Se numas situações o objectivo é a recuperação de capacidades perdidas, noutras o importante é “travar a progressão da doença”. Em todos os casos, quando o utilizador piora os resultados nos testes, é lançado um alerta para que o médico ou neuropsicólogo responsável pelo doente o convoque para uma avaliação presencial.

“Se um doente fizer exercícios seis horas por semana, isso representa 15 vezes mais do que o que conseguíamos fazer presencialmente e equivale quase a 50 mil horas de trabalho de um psicólogo que seriam necessárias”, ilustra o neurologista.

Conjugar o tratamento com o trabalho
No caso de Patrícia, a esclerose múltipla diagnosticada em 2001 trouxe novas sequelas há um ano, quando um surto juntou às vertigens alguns problemas de memória e de marcha. De baixa, divide-se entre a fisioterapia e os exercícios cognitivos para a memória e atenção.

“Agora não estou a trabalhar, mas o método é excelente quando se é activo, pois em qualquer sítio com Internet posso fazer uns 30 minutinhos por dia do plano que me é proposto e noto melhorias”, adianta. Nesta quarta-feira assinala-se o Dia Mundial da Esclerose Múltipla, que neste ano é precisamente dedicado ao acesso à inovação e à informação. Ao todo, em Portugal, a doença inflamatória do sistema nervoso central afecta cerca de 5000 pessoas, a grande maioria em idade activa, entre os 20 e os 40 anos.

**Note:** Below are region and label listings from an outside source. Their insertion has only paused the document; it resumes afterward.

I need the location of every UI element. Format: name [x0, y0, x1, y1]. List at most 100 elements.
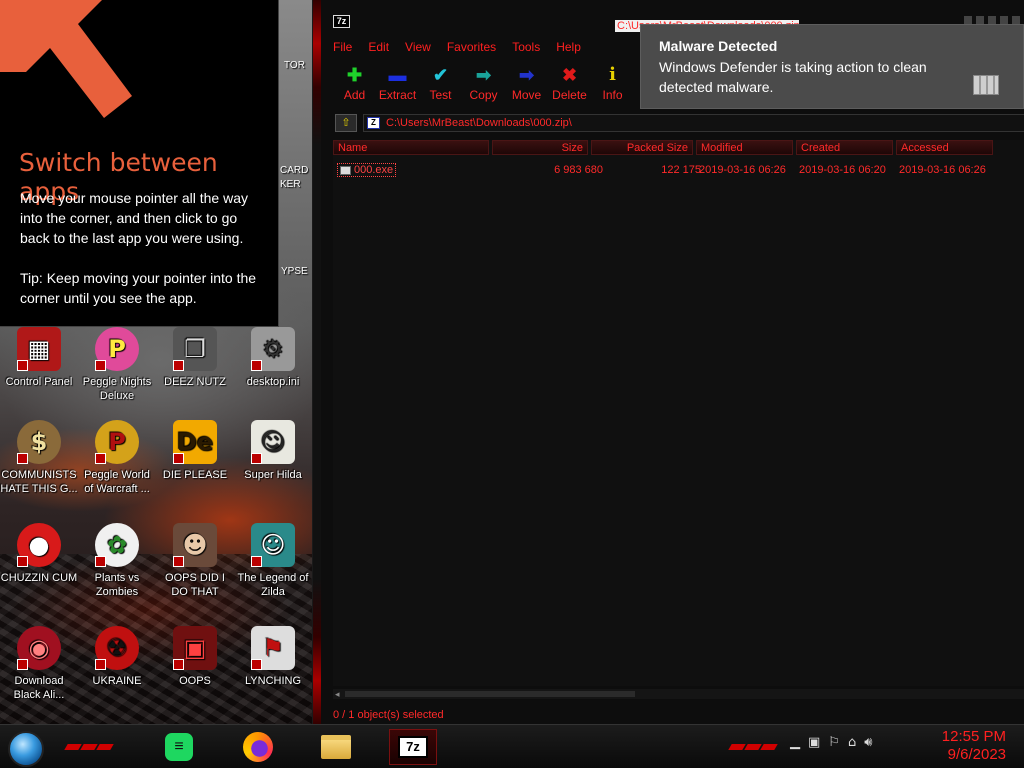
desktop-icon-control-panel[interactable]: ▦ Control Panel: [0, 327, 78, 389]
flag-icon: ⚑: [251, 626, 295, 670]
exe-file-icon: [340, 166, 351, 175]
desktop-icon-label: Super Hilda: [244, 469, 302, 481]
taskbar-7zip[interactable]: 7z: [389, 729, 437, 765]
column-header-accessed[interactable]: Accessed: [896, 140, 993, 155]
desktop-label-fragment: YPSE: [281, 266, 308, 277]
extract-button[interactable]: ▬ Extract: [376, 64, 419, 102]
action-center-flag-icon[interactable]: ⚐: [828, 735, 840, 750]
desktop-icon-super-hilda[interactable]: ☺ Super Hilda: [234, 420, 312, 482]
spotify-icon: ≡: [165, 733, 193, 761]
file-created: 2019-03-16 06:20: [799, 164, 886, 176]
table-row[interactable]: 000.exe 6 983 680 122 175 2019-03-16 06:…: [333, 162, 1024, 178]
file-list[interactable]: Name Size Packed Size Modified Created A…: [333, 140, 1024, 686]
volume-icon[interactable]: 🔊︎: [864, 735, 872, 750]
menu-edit[interactable]: Edit: [368, 40, 389, 56]
show-hidden-icons-icon[interactable]: ▁: [790, 735, 800, 750]
malware-toast[interactable]: Malware Detected Windows Defender is tak…: [640, 24, 1024, 109]
test-label: Test: [429, 88, 452, 102]
move-button[interactable]: ➡ Move: [505, 64, 548, 102]
folder-shortcut-icon: ❐: [173, 327, 217, 371]
desktop-icon-communists[interactable]: $ COMMUNISTS HATE THIS G...: [0, 420, 78, 496]
settings-file-icon: ⚙: [251, 327, 295, 371]
window-controls[interactable]: [964, 16, 1024, 24]
column-header-created[interactable]: Created: [796, 140, 893, 155]
file-accessed: 2019-03-16 06:26: [899, 164, 986, 176]
extract-label: Extract: [378, 88, 417, 102]
menu-view[interactable]: View: [405, 40, 431, 56]
desktop-icon-oops[interactable]: ▣ OOPS: [156, 626, 234, 688]
desktop-icon-label: DIE PLEASE: [162, 469, 228, 481]
scroll-left-icon[interactable]: ◂: [335, 689, 340, 700]
copy-button[interactable]: ➡ Copy: [462, 64, 505, 102]
menu-file[interactable]: File: [333, 40, 352, 56]
desktop-icon-peggle-wow[interactable]: P Peggle World of Warcraft ...: [78, 420, 156, 496]
desktop-icon-label: Control Panel: [5, 376, 73, 388]
desktop-label-fragment: TOR: [284, 60, 305, 71]
desktop-icon-ukraine[interactable]: ☢ UKRAINE: [78, 626, 156, 688]
menu-help[interactable]: Help: [556, 40, 581, 56]
taskbar-spotify[interactable]: ≡: [155, 729, 203, 765]
column-header-size[interactable]: Size: [492, 140, 588, 155]
desktop-icon-label: Peggle World of Warcraft ...: [84, 469, 150, 495]
taskbar-decoration: [728, 737, 778, 753]
menu-tools[interactable]: Tools: [512, 40, 540, 56]
plus-icon: ✚: [346, 65, 363, 85]
taskbar-file-explorer[interactable]: [312, 729, 360, 765]
taskbar-clock[interactable]: 12:55 PM 9/6/2023: [942, 728, 1006, 764]
start-orb-button[interactable]: [8, 731, 44, 767]
folder-icon: [321, 735, 351, 759]
desktop-icon-label: The Legend of Zilda: [237, 572, 309, 598]
info-button[interactable]: i Info: [591, 64, 634, 102]
column-header-name[interactable]: Name: [333, 140, 489, 155]
desktop-icon-chuzzin[interactable]: ● CHUZZIN CUM: [0, 523, 78, 585]
defender-wall-icon: [973, 75, 999, 95]
desktop-icon-lynching[interactable]: ⚑ LYNCHING: [234, 626, 312, 688]
zilda-icon: ☺: [251, 523, 295, 567]
scrollbar-thumb[interactable]: [345, 691, 635, 697]
test-button[interactable]: ✔ Test: [419, 64, 462, 102]
desktop-icon-label: CHUZZIN CUM: [0, 572, 78, 584]
check-icon: ✔: [432, 65, 449, 85]
desktop-icon-download-black-ali[interactable]: ◉ Download Black Ali...: [0, 626, 78, 702]
desktop-label-fragment: KER: [280, 179, 301, 190]
menu-bar: File Edit View Favorites Tools Help: [333, 40, 581, 56]
desktop-icon-label: desktop.ini: [246, 376, 300, 388]
file-name-cell[interactable]: 000.exe: [337, 163, 397, 177]
desktop-icon-label: DEEZ NUTZ: [164, 376, 226, 388]
add-button[interactable]: ✚ Add: [333, 64, 376, 102]
column-header-packed-size[interactable]: Packed Size: [591, 140, 693, 155]
clock-time: 12:55 PM: [941, 728, 1006, 745]
switch-apps-tip: Switch between apps Move your mouse poin…: [0, 0, 279, 327]
chuzzle-icon: ●: [17, 523, 61, 567]
desktop-icon-label: COMMUNISTS HATE THIS G...: [0, 469, 78, 495]
desktop-icon-peggle-nights[interactable]: P Peggle Nights Deluxe: [78, 327, 156, 403]
column-header-modified[interactable]: Modified: [696, 140, 793, 155]
move-arrow-icon: ➡: [518, 65, 535, 85]
horizontal-scrollbar[interactable]: ◂: [333, 689, 1024, 699]
toolbar: ✚ Add ▬ Extract ✔ Test ➡ Copy ➡ Move ✖ D…: [333, 64, 634, 102]
desktop-icon-desktop-ini[interactable]: ⚙ desktop.ini: [234, 327, 312, 389]
desktop-icon-deez-nutz[interactable]: ❐ DEEZ NUTZ: [156, 327, 234, 389]
toast-title: Malware Detected: [659, 38, 778, 54]
delete-button[interactable]: ✖ Delete: [548, 64, 591, 102]
desktop-icon-label: Plants vs Zombies: [94, 572, 140, 598]
up-folder-button[interactable]: ⇧: [335, 114, 357, 132]
archive-icon: Z: [367, 117, 380, 129]
desktop-icon-plants-vs-zombies[interactable]: ✿ Plants vs Zombies: [78, 523, 156, 599]
7zip-icon: 7z: [398, 736, 428, 758]
add-label: Add: [343, 88, 366, 102]
money-bag-icon: $: [17, 420, 61, 464]
delete-label: Delete: [552, 88, 587, 102]
clock-date: 9/6/2023: [947, 746, 1006, 763]
network-icon[interactable]: ⌂: [848, 735, 856, 750]
menu-favorites[interactable]: Favorites: [447, 40, 496, 56]
file-name: 000.exe: [354, 164, 394, 176]
system-tray: ▁ ▣ ⚐ ⌂ 🔊︎: [790, 735, 872, 750]
desktop-icon-die-please[interactable]: De DIE PLEASE: [156, 420, 234, 482]
file-packed-size: 122 175: [661, 164, 701, 176]
address-field[interactable]: Z C:\Users\MrBeast\Downloads\000.zip\: [363, 114, 1024, 132]
defender-tray-icon[interactable]: ▣: [808, 735, 820, 750]
desktop-icon-oops-did-i[interactable]: ☻ OOPS DID I DO THAT: [156, 523, 234, 599]
taskbar-firefox[interactable]: [234, 729, 282, 765]
desktop-icon-legend-of-zilda[interactable]: ☺ The Legend of Zilda: [234, 523, 312, 599]
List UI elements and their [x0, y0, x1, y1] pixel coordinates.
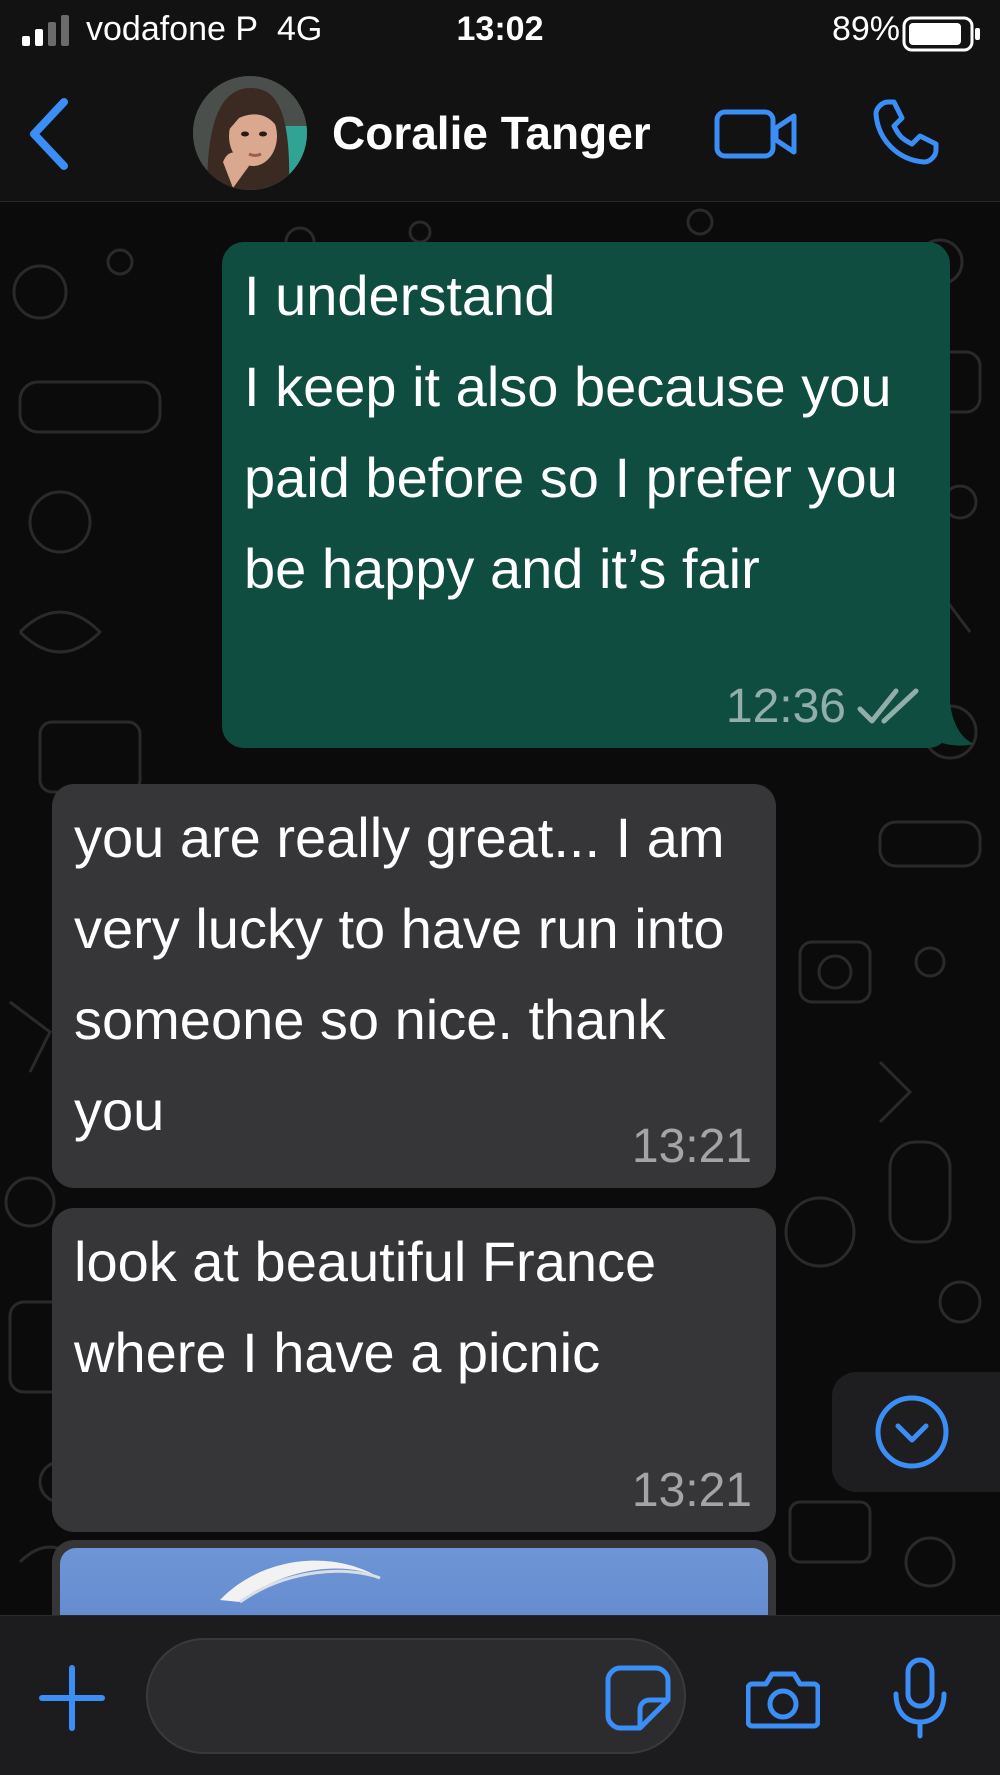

Memorizar uma lista de palavras e reproduzi-la em seguida, ver cubos a acender no ecrã e decorar a sequência para depois fazer igual, fazer um puzzle com imagens que aparecem no ecrã ou seleccionar uma imagem que esteja de acordo com uma frase apresentada são alguns dos exercícios disponíveis. A grande diferença para outras ofertas deste género que já existem, sublinha Vítor Cruz, é que neste caso a “receita” é dada pelo médico ou psicólogo responsável por cada doente. Além disso, o sistema está preparado para gerar gráficos a partir dos resultados e para criar alertas sempre que o desempenho não esteja de acordo com o que é suposto. Um artigo que acaba de ser publicado no Journal of Medical Internet Research com resultados do projecto dá também resultados animadores: 83% das pessoas cumprem na totalidade os planos previstos e a idade não é uma barreira na hora de utilizar a plataforma.

Neste momento o Cogweb já conta com mais de 1000 doentes em todo o país. Cerca de 30% dos utilizadores do sistema são pessoas que tiveram acidentes vasculares cerebrais e traumatismos cranianos, 30% são pessoas com várias demências e 20% com esclerose múltipla. Uma das prioridades foi dar formação a outros profissionais de saúde, pelo que o sistema já está disponível em vários hospitais e clínicas, num total de 40 unidades. Se o doente aceder ao sistema através dos hospitais do Serviço Nacional de Saúde não paga nada, ficando a cargo da instituição um pagamento mensal de seis euros por cada doente que utiliza os exercícios. Para acessos particulares, o Cogweb encaminha os interessados para uma avaliação neuropsicológica e o doente paga 40 euros por mês ou 190 euros por seis meses.

A equipa do Cogweb está agora a trabalhar também num novo sistema, o Brain on Track, que se destina a avaliar os riscos cognitivos em populações mais alargadas, de forma a ser feito um diagnóstico precoce, e que está, neste momento, a ser alvo de uma experiência piloto no Porto.